事件の真相を知るために入信して(Hさん 男性40代・大阪)
私は1996年3月、社会におけるオウムバッシングが続く中、「事件の真相が知りたい」という動機から旧オウム真理教に入信をいたしました。
自分なりに事件を検証するにつれ、第二次世界大戦と一連のオウム事件、天皇制とグルイズム、死刑制度とポア思想など、私の内部でオウムが抱えている問題と日本社会が互いにリンクしていきました。果たして日本人にオウムを批判することができるのか。オウムとはひょっとしたら日本の姿そのものではないのか。
オウムに入信したのは、そのような疑問を抑えることができず、「もっと彼らを知りたい」という衝動に突き動かされたからです。ひかりの輪は一元思想によって自と他の区別を無くす心の訓練を行っていますが、今にして思えば、私にとって最初に自と他の区別を超えられた瞬間はこの入信の時だったのかもしれません。

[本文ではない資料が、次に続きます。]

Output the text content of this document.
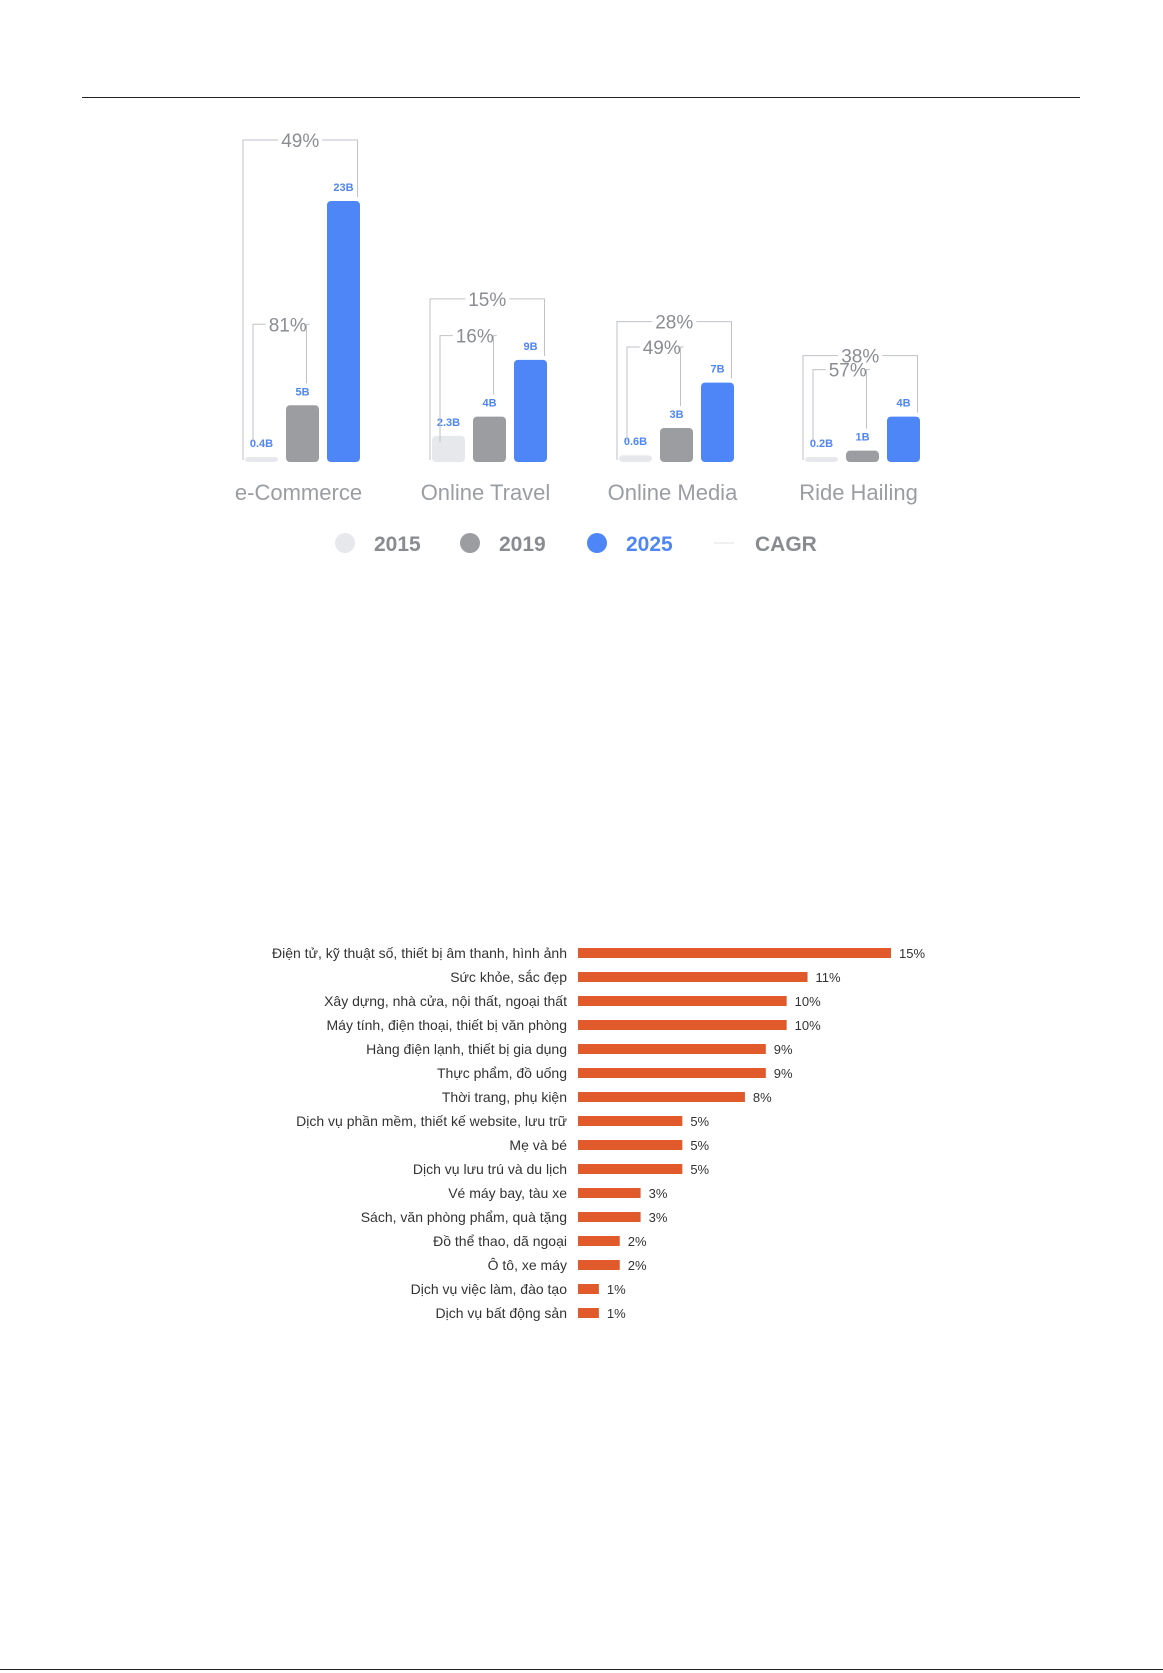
0.4B
5B
23B
49%
81%
e-Commerce
2.3B
4B
9B
15%
16%
Online Travel
0.6B
3B
7B
28%
49%
Online Media
0.2B
1B
4B
38%
57%
Ride Hailing
2015	2019	2025	CAGR
Điện tử, kỹ thuật số, thiết bị âm thanh, hình ảnh	15%
Sức khỏe, sắc đẹp	11%
Xây dựng, nhà cửa, nội thất, ngoại thất	10%
Máy tính, điện thoại, thiết bị văn phòng	10%
Hàng điện lạnh, thiết bị gia dụng	9%
Thực phẩm, đồ uống	9%
Thời trang, phụ kiện	8%
Dịch vụ phần mềm, thiết kế website, lưu trữ	5%
Mẹ và bé	5%
Dịch vụ lưu trú và du lịch	5%
Vé máy bay, tàu xe	3%
Sách, văn phòng phẩm, quà tặng	3%
Đồ thể thao, dã ngoại	2%
Ô tô, xe máy	2%
Dịch vụ việc làm, đào tạo	1%
Dịch vụ bất động sản	1%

しかしながら、別に「解脱・悟り」という高邁な境地を求めて入信した訳でもないので、オウムそしてその後のアーレフに変わってからも、熱心に活動する訳でもなく、修行者というよりも傍観者という立場であったように思います。肝心の「事件の真相」についても、教団内部では事件について話しできるような雰囲気ではなく、何一つ分らないまま時間だけが経過していくという状態でした。
そうした中、上祐代表が独自の活動を始められ私も参加するようになりました。事件を直視し、信仰のあり方を見つめ直そうとするこの活動には強く共感を覚えましたし、私自身の信仰の原点が再び見えてきた気がしました。
一元思想を学ぶにつれ、今までは机上の空論でしかなかった「全てはこころの現れ」という仏教教義が実感を持って納得でき、「人生に於いて無意味なものは何一つ存在しない」という確信を得るようにまで至りました。
またそのようなこころの変化に伴い、頭頂からシャワーを掛けたように水が溢れ出しているような感覚を何度か体験するようになりました。あとから聞いたところ、その体験が「甘露」であると知ったのですが、神秘体験に疎かったこの私が、まさかそのような体験ができるとは思ってもいませんでしたので非常に驚いております。
アーレフを脱会し、一年が過ぎようとしておりますが、まだまだ課題は山積しております。事件を反省し、事件は何故起こったのか、こころの背景には何があったのか、それを明らかにしていくことで、二度とオウムのようなテロ行為が再び起こらないよう問題提起していきたいですし、また、そうすることこそが不幸にも事件の被害者になられた方々に対する思想的贖罪を果たすことではないかと考えております。